No one woke up Sunday and decided, “Hey, let’s shoot up a house and kill a 7-month-old.”
But someone held the reckless mindset that it was fine to blast bullets into the home where little JaQuail Mansaw was being cradled in his mother’s arms.
It takes forethought to cause that kind of mayhem. That’s not the same as intelligence. Get the car. Get the ammunition. Maybe recruit a fellow miscreant to drive so you can pump off the shots.
How about making 2015 the year of being honest about how at least five babies and children in the metro area have been shot — four died — in drive-bys since October. Often, it’s because of the adults who circle in and out of their world.
Never miss a local story.
Not condoning violence here, but weaklings shoot from the street, then speed off. JaQuail’s mother pegged the mentality perfectly. She called the gunman a coward.

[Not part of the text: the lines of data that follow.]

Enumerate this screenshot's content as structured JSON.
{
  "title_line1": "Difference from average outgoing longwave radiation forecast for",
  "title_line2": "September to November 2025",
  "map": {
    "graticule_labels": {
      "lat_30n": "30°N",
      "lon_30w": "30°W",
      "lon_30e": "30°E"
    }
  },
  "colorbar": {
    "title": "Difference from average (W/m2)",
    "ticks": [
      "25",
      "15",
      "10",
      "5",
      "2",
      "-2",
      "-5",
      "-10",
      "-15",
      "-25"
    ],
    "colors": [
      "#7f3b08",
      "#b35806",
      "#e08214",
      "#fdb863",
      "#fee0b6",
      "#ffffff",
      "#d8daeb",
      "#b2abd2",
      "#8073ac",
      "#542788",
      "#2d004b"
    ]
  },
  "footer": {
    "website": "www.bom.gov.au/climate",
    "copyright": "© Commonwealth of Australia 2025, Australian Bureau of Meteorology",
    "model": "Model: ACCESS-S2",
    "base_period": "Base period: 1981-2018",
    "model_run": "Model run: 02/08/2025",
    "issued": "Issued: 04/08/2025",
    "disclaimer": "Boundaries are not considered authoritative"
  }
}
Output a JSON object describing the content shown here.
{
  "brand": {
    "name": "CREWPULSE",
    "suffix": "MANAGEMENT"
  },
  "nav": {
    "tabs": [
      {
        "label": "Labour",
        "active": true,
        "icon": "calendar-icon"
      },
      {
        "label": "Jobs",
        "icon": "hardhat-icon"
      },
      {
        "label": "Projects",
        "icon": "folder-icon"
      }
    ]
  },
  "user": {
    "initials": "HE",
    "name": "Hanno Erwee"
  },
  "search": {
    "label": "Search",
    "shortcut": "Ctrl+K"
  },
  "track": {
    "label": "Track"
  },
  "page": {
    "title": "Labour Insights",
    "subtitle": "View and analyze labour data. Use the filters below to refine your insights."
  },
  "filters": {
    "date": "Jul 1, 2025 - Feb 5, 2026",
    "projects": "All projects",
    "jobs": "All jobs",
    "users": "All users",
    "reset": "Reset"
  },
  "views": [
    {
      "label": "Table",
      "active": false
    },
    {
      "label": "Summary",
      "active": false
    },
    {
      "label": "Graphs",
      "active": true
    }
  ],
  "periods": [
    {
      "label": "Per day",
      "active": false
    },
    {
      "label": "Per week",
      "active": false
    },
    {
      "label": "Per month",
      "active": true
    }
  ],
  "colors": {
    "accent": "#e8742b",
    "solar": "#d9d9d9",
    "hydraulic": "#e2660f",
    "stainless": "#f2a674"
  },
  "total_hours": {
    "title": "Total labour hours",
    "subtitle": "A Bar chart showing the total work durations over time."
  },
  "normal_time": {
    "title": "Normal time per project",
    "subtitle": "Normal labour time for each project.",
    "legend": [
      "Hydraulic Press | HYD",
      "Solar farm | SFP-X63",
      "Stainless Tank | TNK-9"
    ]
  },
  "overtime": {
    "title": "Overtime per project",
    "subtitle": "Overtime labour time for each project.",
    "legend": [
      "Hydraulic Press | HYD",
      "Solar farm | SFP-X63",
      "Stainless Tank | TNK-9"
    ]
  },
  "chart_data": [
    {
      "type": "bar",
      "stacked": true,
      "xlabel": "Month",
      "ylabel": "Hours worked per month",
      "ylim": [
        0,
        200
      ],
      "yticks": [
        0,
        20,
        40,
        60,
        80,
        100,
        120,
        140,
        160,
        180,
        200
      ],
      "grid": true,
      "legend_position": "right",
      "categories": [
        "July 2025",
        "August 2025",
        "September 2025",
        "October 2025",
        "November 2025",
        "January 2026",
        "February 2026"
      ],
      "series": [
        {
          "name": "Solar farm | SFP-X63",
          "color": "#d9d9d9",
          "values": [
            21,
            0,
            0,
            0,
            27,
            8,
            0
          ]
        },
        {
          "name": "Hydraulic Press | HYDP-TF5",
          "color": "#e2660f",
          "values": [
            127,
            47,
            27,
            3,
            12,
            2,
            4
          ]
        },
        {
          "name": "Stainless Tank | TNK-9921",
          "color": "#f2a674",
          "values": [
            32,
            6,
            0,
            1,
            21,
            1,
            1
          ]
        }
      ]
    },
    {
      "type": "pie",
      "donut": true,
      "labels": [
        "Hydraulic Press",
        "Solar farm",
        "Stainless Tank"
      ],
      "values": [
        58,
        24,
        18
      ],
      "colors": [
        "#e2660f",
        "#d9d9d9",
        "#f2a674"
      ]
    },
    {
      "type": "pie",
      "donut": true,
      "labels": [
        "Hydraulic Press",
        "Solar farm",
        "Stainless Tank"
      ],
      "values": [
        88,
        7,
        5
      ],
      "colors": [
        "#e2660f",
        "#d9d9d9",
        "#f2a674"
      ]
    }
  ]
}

It’s possible the shooter is geographically challenged, that the house was picked randomly or in error. Maybe they meant to hit the house next door, or one on a nearby street.
But the same Kansas City, Kan., house where JaQuail was shot was targeted twice in recent months for a drive-by. That’s an indication that someone with ties to the house, however remote, has very dangerous enemies.
Years ago, media began to publicize the narrative that some young black men believed they wouldn’t reach 30. The sad storyline was that some young men had started down such destructive pathways of gangs and guns, that they had little to hope for. So they accepted and planned for their lives to be short.
JaQuail’s death is another layer to that hopelessness. Now, some people don’t care who goes down with them. Five other children were also inside the home and could have easily been shot, too.
Some neighbors didn’t want to be identified in their comments on the shooting, fearing retaliation. They are scared and rightfully so. Imagine the hesitation that a family member or friend might hold if they suspect it’s their own blood or an associate of their kin who is somehow linked to the violence. Addressing that reality is a huge challenge for police and communities. Neighbors and family affected by violent crime need safe havens and strong public support as encouragement to speak up.
Someone knows something about who shot up that house. And more likely than not, it’s someone who’d also passed through that precious dead baby boy’s world.